The developer of condominiums at Yerxa Road and Rindge Avenue in North Cambridge owes property taxes dating back to a 2007 bill, city records show. (Photo: Marc Levy)

The city isn’t just taking a North Cambridge condominium developer to court. Because of almost $190,000 in unpaid property taxes and fees, it also has a lien on the property he is developing.

But just as the court case has been slow in developing, after nearly six years of complaints by neighbors and filings by city inspectors, the lien does not indicate the city will take advantage of the debt to seize and sell the land owned by Joseph Perroncello.

“We give them an opportunity to pay,” said Michelle Borden, of the city’s Finance Department. “We already have a lien, and that’s all we have to do to secure an interest in the property.”

Perroncello, a Boston resident, is converting a three-building Roman Catholic school into condominiums at a 22-acre, L-shaped site that touches on Yerxa Road and Rindge Avenue by wrapping around other people’s property. Neighbors have complained for years that he has failed to clean the site or keep work within allowed hours. They say construction has drawn rats with garbage and caused flooding and cracked foundations at nearby homes. He also brought in tenants illegally, although he now has the city’s permission to lease units in one building while the others are under construction.

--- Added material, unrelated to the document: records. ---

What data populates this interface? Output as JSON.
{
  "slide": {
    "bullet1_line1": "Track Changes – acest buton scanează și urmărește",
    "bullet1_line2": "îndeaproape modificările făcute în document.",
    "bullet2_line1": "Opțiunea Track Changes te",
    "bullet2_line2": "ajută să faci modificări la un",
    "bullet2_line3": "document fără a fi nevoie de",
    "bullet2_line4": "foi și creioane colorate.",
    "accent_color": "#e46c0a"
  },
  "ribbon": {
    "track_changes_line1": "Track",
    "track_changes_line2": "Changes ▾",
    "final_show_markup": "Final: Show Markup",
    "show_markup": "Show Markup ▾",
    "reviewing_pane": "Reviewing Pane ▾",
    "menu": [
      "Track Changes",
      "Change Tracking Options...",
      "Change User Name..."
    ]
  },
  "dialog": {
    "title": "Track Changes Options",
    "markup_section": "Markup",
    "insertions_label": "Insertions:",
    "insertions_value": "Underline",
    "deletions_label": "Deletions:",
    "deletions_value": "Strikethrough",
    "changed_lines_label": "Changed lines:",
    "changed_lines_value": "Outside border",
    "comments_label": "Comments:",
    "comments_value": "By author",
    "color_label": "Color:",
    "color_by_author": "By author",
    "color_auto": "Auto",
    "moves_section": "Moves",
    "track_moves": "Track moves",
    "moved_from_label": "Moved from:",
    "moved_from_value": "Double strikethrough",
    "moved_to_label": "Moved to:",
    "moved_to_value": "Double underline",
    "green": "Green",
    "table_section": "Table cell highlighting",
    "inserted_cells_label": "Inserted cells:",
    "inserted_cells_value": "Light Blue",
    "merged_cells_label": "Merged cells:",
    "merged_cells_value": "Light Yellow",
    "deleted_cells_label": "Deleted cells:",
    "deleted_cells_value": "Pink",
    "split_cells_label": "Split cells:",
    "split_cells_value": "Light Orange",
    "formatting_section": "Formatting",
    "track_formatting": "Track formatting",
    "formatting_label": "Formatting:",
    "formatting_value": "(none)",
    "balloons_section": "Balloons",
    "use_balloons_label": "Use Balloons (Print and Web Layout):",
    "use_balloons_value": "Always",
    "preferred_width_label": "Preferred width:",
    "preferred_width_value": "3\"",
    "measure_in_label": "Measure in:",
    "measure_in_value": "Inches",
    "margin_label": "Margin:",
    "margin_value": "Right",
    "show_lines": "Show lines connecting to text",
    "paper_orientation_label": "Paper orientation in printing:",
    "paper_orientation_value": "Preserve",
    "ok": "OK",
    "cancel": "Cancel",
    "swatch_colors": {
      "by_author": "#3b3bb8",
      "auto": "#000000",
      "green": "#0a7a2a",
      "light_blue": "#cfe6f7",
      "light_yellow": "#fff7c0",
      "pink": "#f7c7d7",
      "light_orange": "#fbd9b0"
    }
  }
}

Perroncello was in court Wednesday to answer to the condition of his construction site, with the next appearance to be 9 a.m. Aug. 12 at Middlesex District Court in Medford.

In addition to the city’s lien, Perroncello’s contractors have complained of not being paid for their work, North Cambridge attorney and watchdog Richard Clarey noted Monday.

“He wasn’t paying the contractors for a long time,” said Clarey, explaining that he has seen the legal documents filed by the contractors.

The developer has said he has money troubles, and a foreclosure document for the Cambridge property has been filed against him in Boston Land Court. According to the Boston Herald, he also owes $210,773 in back property taxes in Boston, where he has a $5 million home.

Running into trouble

Records show Perroncello paid taxes in Cambridge in 2005, 2006 and 2008 on the two parcels making up his land, but that final year was a partial payment only — $422 on one parcel when he owed $51,206 on the other.

With the $34,251 he paid in 2005 and the $76,240 the next year, he had given the city $110,913 in property taxes on land and structures now valued at $5.8 million by the assessor’s office. He bought the parcels in May 2004 for $5.3 million.

But Perroncello must have run into trouble when facing the 2007 tax bill. He paid nothing on that bill, which was for $31,637, and defaulted on the more expensive parcel the next year. On the tax bills due last year and this year — totaling $49,192 and $55,121, respectively — he has paid nothing, according to records posted online by assessors.

The next bill arrives in October or November, Borden said.

The amount owed by Perroncello includes interest on unpaid balances and fees, such as water and sewer fees, a worker in the assessor’s office pointed out.

Perroncello’s telephone number is not publicly available, and he could not be reached Monday for comment. James Rafferty, a Cambridge lawyer who has represented Perroncello against the city, was left a message Wednesday. It is unclear if he still represents the developer.

“Everybody’s going to get their money eventually”

If his property were to be foreclosed and sold, the city would be ahead of the contractors in line to be paid, Clarey said. But the city wouldn’t want responsibility for owning and selling the property — especially if Perroncello’s bank, Webster Bank, also intends to foreclose and do the work instead.

Considering the value of the property on Yerxa and Rindge, “everybody’s going to get their money eventually,” Clarey said.

“They seem to be very relaxed about enforcing their liens,” he said of the city. “Sometimes they’ll let decades go by.”

Before Clarey spoke, Borden was asked whether years of unpaid property taxes would prompt action by the city or whether bills were allowed to pile up until such a situation resolved itself.

“No, it doesn’t go on forever,” Borden said. “It’s up to the Law Department. But it’s not near foreclosure.”

A message seeking comment was left Monday evening with Arthur J. Goldberg, of the city solicitor’s office.